The greenback, however, rose to six-week highs against the rate-sensitive Japanese yen on expectations the Federal Reserve will keep monetary policy tight for longer. This view will be challenged or confirmed by the CPI data, which loomed over Monday’s trading.
“Higher stocks and lower yields are causing the dollar to take a breather ahead of tomorrow’s inflation data,” said Joe Manimbo, senior market analyst at payments company Convera in Washington.
“The risk-on trade is also weighing on the yen, while it’s not helping that the next head of the BOJ (Bank of Japan) might not necessarily signal an imminent change in course from the negative rate policy.”
Investors expect headline CPI to rise 0.5% in January on Tuesday, after falling 0.1% in December, with the core number seen advancing to 0.4% from 0.3% the previous month, according to a Reuters poll.
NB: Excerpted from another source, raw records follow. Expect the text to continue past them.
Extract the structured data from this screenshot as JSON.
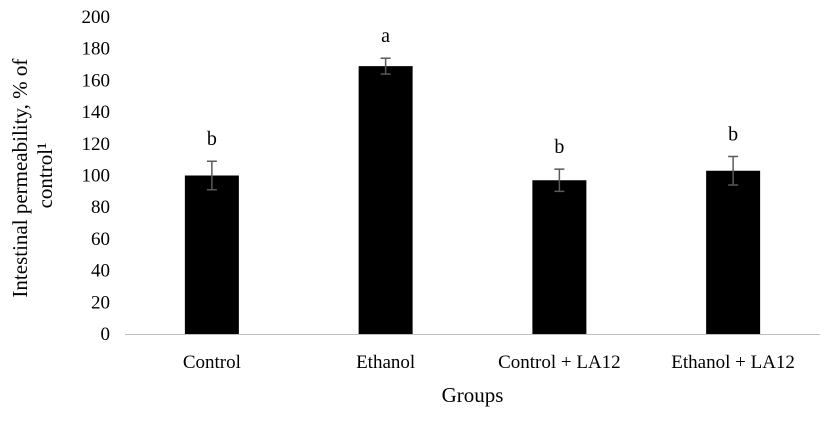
{
  "chart_data": {
    "type": "bar",
    "title": "",
    "xlabel": "Groups",
    "ylabel_line1": "Intestinal permeability, % of",
    "ylabel_line2": "control¹",
    "categories": [
      "Control",
      "Ethanol",
      "Control + LA12",
      "Ethanol + LA12"
    ],
    "values": [
      100,
      169,
      97,
      103
    ],
    "error_low": [
      91,
      164,
      90,
      94
    ],
    "error_high": [
      109,
      174,
      104,
      112
    ],
    "significance_labels": [
      "b",
      "a",
      "b",
      "b"
    ],
    "ylim": [
      0,
      200
    ],
    "yticks": [
      0,
      20,
      40,
      60,
      80,
      100,
      120,
      140,
      160,
      180,
      200
    ],
    "ytick_labels": [
      "0",
      "20",
      "40",
      "60",
      "80",
      "100",
      "120",
      "140",
      "160",
      "180",
      "200"
    ],
    "grid": false,
    "legend": "none",
    "colors": {
      "bar": "#000000",
      "error_bar": "#595959",
      "axis": "#bfbfbf"
    }
  }
}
The euro hit a one-month low of $1.0656 in Asia trading, but was last up 0.4% at $1.0719. The British pound rose 0.6% to $1.2134, after hitting a one-month low of $1.1961 last week.
That left the dollar index, which tracks the greenback against six major currencies, at 103.29, down 0.3%.
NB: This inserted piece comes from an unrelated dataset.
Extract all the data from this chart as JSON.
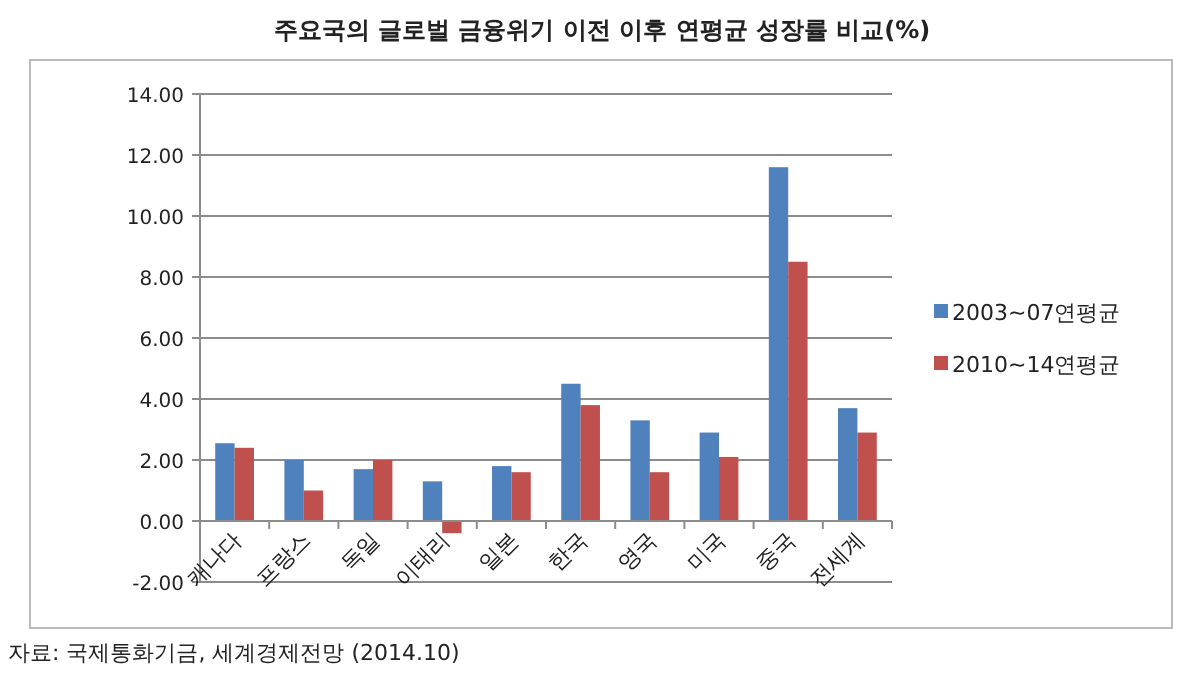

The dollar rose to 132.91 yen, the highest since Jan 6.. It was last up 0.7% at 132.34 yen.
“The market doesn’t want to be short dollar/yen ahead of CPI tomorrow,” said Marc Chandler, chief market strategist at Bannockburn Forex in New York.
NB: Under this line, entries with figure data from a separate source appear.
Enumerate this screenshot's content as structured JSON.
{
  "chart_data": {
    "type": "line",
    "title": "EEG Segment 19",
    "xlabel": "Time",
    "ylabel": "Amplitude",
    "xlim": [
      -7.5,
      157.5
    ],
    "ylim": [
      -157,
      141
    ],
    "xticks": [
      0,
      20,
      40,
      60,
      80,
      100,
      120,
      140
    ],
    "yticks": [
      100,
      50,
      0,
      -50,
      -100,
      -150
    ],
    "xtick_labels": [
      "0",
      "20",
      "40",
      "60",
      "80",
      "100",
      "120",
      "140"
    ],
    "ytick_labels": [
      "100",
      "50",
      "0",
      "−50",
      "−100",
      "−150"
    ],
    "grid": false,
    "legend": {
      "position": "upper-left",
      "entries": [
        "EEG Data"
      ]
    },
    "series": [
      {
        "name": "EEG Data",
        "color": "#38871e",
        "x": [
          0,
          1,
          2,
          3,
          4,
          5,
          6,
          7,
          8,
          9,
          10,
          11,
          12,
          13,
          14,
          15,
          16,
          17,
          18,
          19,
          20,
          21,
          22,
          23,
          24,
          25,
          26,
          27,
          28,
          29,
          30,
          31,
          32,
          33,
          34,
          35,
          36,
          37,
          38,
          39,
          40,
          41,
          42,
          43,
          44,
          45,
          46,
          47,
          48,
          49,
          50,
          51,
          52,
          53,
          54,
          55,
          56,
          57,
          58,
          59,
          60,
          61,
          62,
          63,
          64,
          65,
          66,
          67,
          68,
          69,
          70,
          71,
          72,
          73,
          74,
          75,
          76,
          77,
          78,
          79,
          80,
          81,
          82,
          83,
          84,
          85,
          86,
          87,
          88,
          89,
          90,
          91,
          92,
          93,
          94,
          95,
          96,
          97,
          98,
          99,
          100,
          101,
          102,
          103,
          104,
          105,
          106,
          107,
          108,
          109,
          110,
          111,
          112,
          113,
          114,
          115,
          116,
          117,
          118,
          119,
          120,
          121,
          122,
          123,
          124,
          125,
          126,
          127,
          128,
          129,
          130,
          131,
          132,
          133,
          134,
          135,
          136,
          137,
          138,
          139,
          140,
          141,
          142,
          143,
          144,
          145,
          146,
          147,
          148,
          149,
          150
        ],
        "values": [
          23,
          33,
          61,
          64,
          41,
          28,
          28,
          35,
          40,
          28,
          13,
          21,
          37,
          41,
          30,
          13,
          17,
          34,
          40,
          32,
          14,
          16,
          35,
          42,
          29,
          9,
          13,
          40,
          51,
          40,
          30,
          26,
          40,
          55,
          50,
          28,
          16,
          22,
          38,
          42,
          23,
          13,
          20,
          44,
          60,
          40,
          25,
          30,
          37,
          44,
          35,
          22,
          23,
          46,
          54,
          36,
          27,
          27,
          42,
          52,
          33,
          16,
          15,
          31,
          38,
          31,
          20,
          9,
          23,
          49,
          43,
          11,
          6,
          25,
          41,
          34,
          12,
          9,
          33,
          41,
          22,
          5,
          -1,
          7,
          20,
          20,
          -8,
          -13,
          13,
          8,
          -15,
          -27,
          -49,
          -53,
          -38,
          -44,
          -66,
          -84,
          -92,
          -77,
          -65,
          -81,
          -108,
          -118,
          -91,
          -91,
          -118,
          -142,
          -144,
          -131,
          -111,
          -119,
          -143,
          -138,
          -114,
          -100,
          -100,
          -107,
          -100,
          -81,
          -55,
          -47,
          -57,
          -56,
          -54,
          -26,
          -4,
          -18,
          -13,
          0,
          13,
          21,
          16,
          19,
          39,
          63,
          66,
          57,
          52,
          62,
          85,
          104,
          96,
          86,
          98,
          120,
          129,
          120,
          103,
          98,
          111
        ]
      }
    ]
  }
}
The greenback tracked the rise in the U.S. Treasury two-year yield, which was last up 1.7 basis points (bps) at 4.53%, after hitting its highest since late November.
“We have a nice pullback in the U.S. dollar after a strong rally last week,” said Bannockburn’s Chandler.
“I don’t think we have taken out key levels just yet. But we’re consolidating some positions after last week’s moves and ahead of tomorrow’s CPI.”
Higher U.S. yields were a major driver of the softer yen. The benchmark 10-year U.S. Treasury yield on Monday hit a fresh six-week high of 3.755% and the two-year yield hit its highest since late November at 4.56%.
The Japanese currency dropped sharply last year to a 32-year low of 151.94 per dollar as U.S. rates rose, while Japanese rates stayed near zero.
It has regained ground this year as U.S. rates seemed to be near their peak, and as expectations rose that the Bank of Japan would move away from its ultra-loose stance, but both scenarios now look like they have been delayed.
Sources said on Friday that former Bank of Japan board member Kazuo Ueda is set to become the next governor. In an interview the same day, Ueda said it was appropriate for the BOJ to maintain its current ultra-easy policy.
In the United States, money markets are positioned for U.S. interest rates to peak at 5.2% around July, compared with the Fed’s current target rate of 4.5-4.75%, but have mostly walked back expectations of major rate cuts later in the year.
Elsewhere, the Swiss franc strengthened after Swiss inflation data came in higher than expected. The dollar slid as low as 0.9193 Swiss francs and was last down 0.4% at 0.9197 francs.